We invite you to go for a walk.
There’s a map, but you don’t have to follow it. Maybe you want to get lost.
If you download the mp3 file below, your walk will be joined by the voices of others: members of the Thai Boxing Fighters Academy in Bethnal Green, east London. As you walk, you’ll hear the rhythms of their breath, steps and strikes, with feet shins knees elbows fists. Shadows not in your image.
I (Ella) was a member of the Thai Boxing Fighters Academy for two years before starting this project, having met the instructor by chance in the Bethnal Green public library. Having trained at the Academy, I knew the technique and strength of some of my interviewees before I knew their names. We had given each other bruises, exchanged sweaty gloves and trained barefoot on the same dirty floor, before I asked how they came to join the club, or how they related to Muay Thai philosophies and practices.
Researching the group and talking to members outside of sessions was a kind of ‘homework’ rather than ‘fieldwork’ : a way of realising or paying attention to the already transnational nature of where I was from in east London. Bethnal Green was not a ‘neutral’ site that a Thai martial art had arrived at: the Academy and its members already embody histories of transnationalism, postcoloniality, migration and intercultural practice that shaped how we each trained in Muay Thai, and engaged the complex transculturations of its own history.
If training in combat sports is a sort of rehearsal, allowing us to experience conflict as distinct from violence, this is dependent on a baseline of mutual care. This is indexed by participants through the words respect, discipline and humility. In this Muay Thai club, which is also a social care organisation, the effects of rehearsing physical culture are clearly felt in participants’ everyday lives, where humility translates to strength, and resilience and self-discipline are (perhaps regrettably) necessary ‘lifeskills’.

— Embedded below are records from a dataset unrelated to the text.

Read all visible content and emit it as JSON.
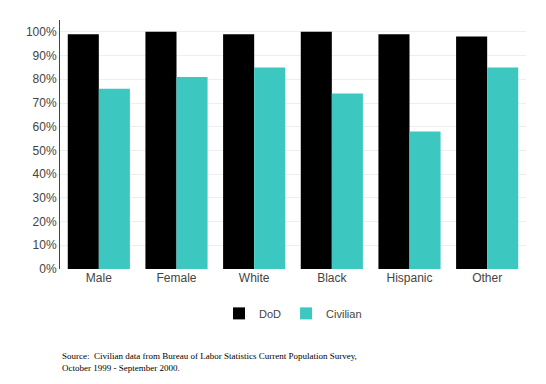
{
  "chart_data": {
    "type": "bar",
    "categories": [
      "Male",
      "Female",
      "White",
      "Black",
      "Hispanic",
      "Other"
    ],
    "series": [
      {
        "name": "DoD",
        "color": "#000000",
        "values": [
          0.99,
          1.0,
          0.99,
          1.0,
          0.99,
          0.98
        ]
      },
      {
        "name": "Civilian",
        "color": "#3CC8C0",
        "values": [
          0.76,
          0.81,
          0.85,
          0.74,
          0.58,
          0.85
        ]
      }
    ],
    "ylim": [
      0,
      1.05
    ],
    "yticks": [
      {
        "value": 0.0,
        "label": "0%"
      },
      {
        "value": 0.1,
        "label": "10%"
      },
      {
        "value": 0.2,
        "label": "20%"
      },
      {
        "value": 0.3,
        "label": "30%"
      },
      {
        "value": 0.4,
        "label": "40%"
      },
      {
        "value": 0.5,
        "label": "50%"
      },
      {
        "value": 0.6,
        "label": "60%"
      },
      {
        "value": 0.7,
        "label": "70%"
      },
      {
        "value": 0.8,
        "label": "80%"
      },
      {
        "value": 0.9,
        "label": "90%"
      },
      {
        "value": 1.0,
        "label": "100%"
      }
    ],
    "grid": true,
    "legend": "bottom",
    "annotations": [
      {
        "text": "Source:  Civilian data from Bureau of Labor Statistics Current Population Survey,\nOctober 1999 - September 2000."
      }
    ]
  }
}
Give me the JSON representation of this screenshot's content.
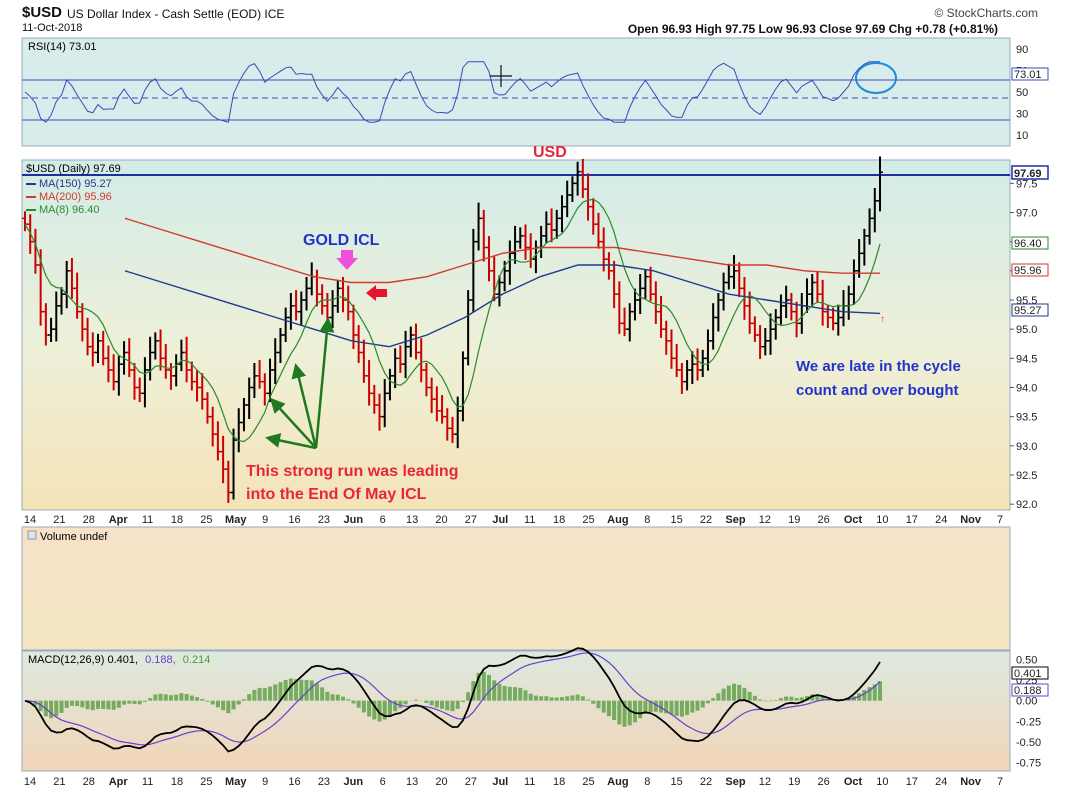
{
  "header": {
    "symbol": "$USD",
    "description": "US Dollar Index - Cash Settle (EOD) ICE",
    "date": "11-Oct-2018",
    "logo": "© StockCharts.com",
    "ohlc": "Open 96.93  High 97.75  Low 96.93  Close 97.69  Chg +0.78 (+0.81%)"
  },
  "rsi_panel": {
    "legend": "RSI(14) 73.01",
    "value_tag": "73.01",
    "ticks": [
      "90",
      "70",
      "50",
      "30",
      "10"
    ]
  },
  "price_panel": {
    "legend_symbol": "$USD (Daily) 97.69",
    "ma_legends": [
      "MA(150) 95.27",
      "MA(200) 95.96",
      "MA(8) 96.40"
    ],
    "ticks": [
      "97.5",
      "97.0",
      "96.5",
      "96.0",
      "95.5",
      "95.0",
      "94.5",
      "94.0",
      "93.5",
      "93.0",
      "92.5",
      "92.0"
    ],
    "tags": [
      "97.69",
      "96.40",
      "95.96",
      "95.27"
    ]
  },
  "volume_panel": {
    "legend": "Volume undef"
  },
  "macd_panel": {
    "legend_prefix": "MACD(12,26,9) 0.401,",
    "legend_signal": "0.188,",
    "legend_hist": "0.214",
    "ticks": [
      "0.50",
      "0.25",
      "0.00",
      "-0.25",
      "-0.50",
      "-0.75"
    ],
    "tags": [
      "0.401",
      "0.188"
    ]
  },
  "x_axis": {
    "labels": [
      "14",
      "21",
      "28",
      "Apr",
      "11",
      "18",
      "25",
      "May",
      "9",
      "16",
      "23",
      "Jun",
      "6",
      "13",
      "20",
      "27",
      "Jul",
      "11",
      "18",
      "25",
      "Aug",
      "8",
      "15",
      "22",
      "Sep",
      "12",
      "19",
      "26",
      "Oct",
      "10",
      "17",
      "24",
      "Nov",
      "7"
    ]
  },
  "annotations": {
    "usd": "USD",
    "gold_icl": "GOLD ICL",
    "run_line1": "This strong run was leading",
    "run_line2": "into the End Of May ICL",
    "late_line1": "We are late in the cycle",
    "late_line2": "count and over bought"
  },
  "colors": {
    "up_bar": "#000000",
    "down_bar": "#cc0000",
    "ma150": "#1f3b8c",
    "ma200": "#d23b2a",
    "ma8": "#2a8a2a",
    "rsi": "#3b4bb8",
    "macd": "#000000",
    "signal": "#6a3fd0",
    "hist": "#4f9a3a",
    "annotation_red": "#e8263a",
    "annotation_blue": "#2233cc",
    "annotation_green": "#1f7a1f"
  },
  "chart_data": {
    "type": "ohlc",
    "price_ylim": [
      91.9,
      97.9
    ],
    "close_series": [
      96.8,
      96.5,
      96.1,
      95.3,
      94.9,
      95.0,
      95.4,
      95.6,
      96.0,
      95.7,
      95.3,
      95.0,
      94.7,
      94.6,
      94.8,
      94.5,
      94.3,
      94.1,
      94.4,
      94.6,
      94.3,
      94.0,
      93.9,
      94.3,
      94.6,
      94.8,
      94.5,
      94.3,
      94.2,
      94.4,
      94.6,
      94.3,
      94.1,
      94.0,
      93.8,
      93.5,
      93.2,
      92.9,
      92.6,
      92.2,
      93.1,
      93.4,
      93.7,
      94.0,
      94.2,
      94.1,
      93.9,
      94.3,
      94.6,
      94.9,
      95.2,
      95.4,
      95.3,
      95.5,
      95.7,
      95.9,
      95.6,
      95.4,
      95.2,
      95.4,
      95.7,
      95.5,
      95.3,
      94.9,
      94.6,
      94.2,
      93.9,
      93.7,
      93.5,
      93.9,
      94.2,
      94.5,
      94.4,
      94.7,
      94.9,
      94.6,
      94.3,
      94.0,
      93.8,
      93.6,
      93.5,
      93.3,
      93.2,
      93.6,
      94.5,
      95.5,
      96.5,
      96.9,
      96.4,
      96.0,
      95.6,
      95.8,
      96.0,
      96.3,
      96.5,
      96.6,
      96.4,
      96.2,
      96.4,
      96.6,
      96.8,
      96.7,
      96.9,
      97.1,
      97.3,
      97.5,
      97.7,
      97.4,
      97.1,
      96.8,
      96.5,
      96.2,
      96.0,
      95.6,
      95.1,
      95.0,
      95.3,
      95.5,
      95.7,
      95.9,
      95.6,
      95.3,
      95.0,
      94.8,
      94.5,
      94.3,
      94.1,
      94.3,
      94.4,
      94.3,
      94.5,
      94.8,
      95.2,
      95.5,
      95.8,
      95.9,
      96.0,
      95.7,
      95.4,
      95.1,
      94.9,
      94.7,
      94.8,
      95.0,
      95.2,
      95.4,
      95.5,
      95.3,
      95.1,
      95.4,
      95.6,
      95.8,
      95.6,
      95.3,
      95.2,
      95.1,
      95.2,
      95.4,
      95.6,
      96.0,
      96.3,
      96.6,
      96.9,
      97.2,
      97.69
    ],
    "ma150_series": [
      96.0,
      95.8,
      95.6,
      95.4,
      95.2,
      95.0,
      94.8,
      94.7,
      94.9,
      95.2,
      95.6,
      95.9,
      96.1,
      96.1,
      96.0,
      95.8,
      95.6,
      95.5,
      95.4,
      95.3,
      95.27
    ],
    "ma200_series": [
      96.9,
      96.7,
      96.5,
      96.3,
      96.1,
      95.9,
      95.8,
      95.8,
      95.9,
      96.1,
      96.3,
      96.4,
      96.4,
      96.4,
      96.3,
      96.2,
      96.1,
      96.1,
      96.0,
      95.96,
      95.96
    ],
    "rsi_ylim": [
      0,
      100
    ],
    "macd_ylim": [
      -0.85,
      0.6
    ],
    "macd_value": 0.401,
    "signal_value": 0.188,
    "hist_value": 0.214
  }
}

Wherever you are walking, accompanied by this sound your walk will cross other paths, between places like Thailand, London, Bangladesh and eastern Europe; paths through challenges to mental health, and recovery; and paths into gentrification, austerity and the Conservative government’s cuts to social welfare and community organisations in the UK. In the coming together of material and imagined worlds, this soundwalk is, in several ways, about boxing with shadows.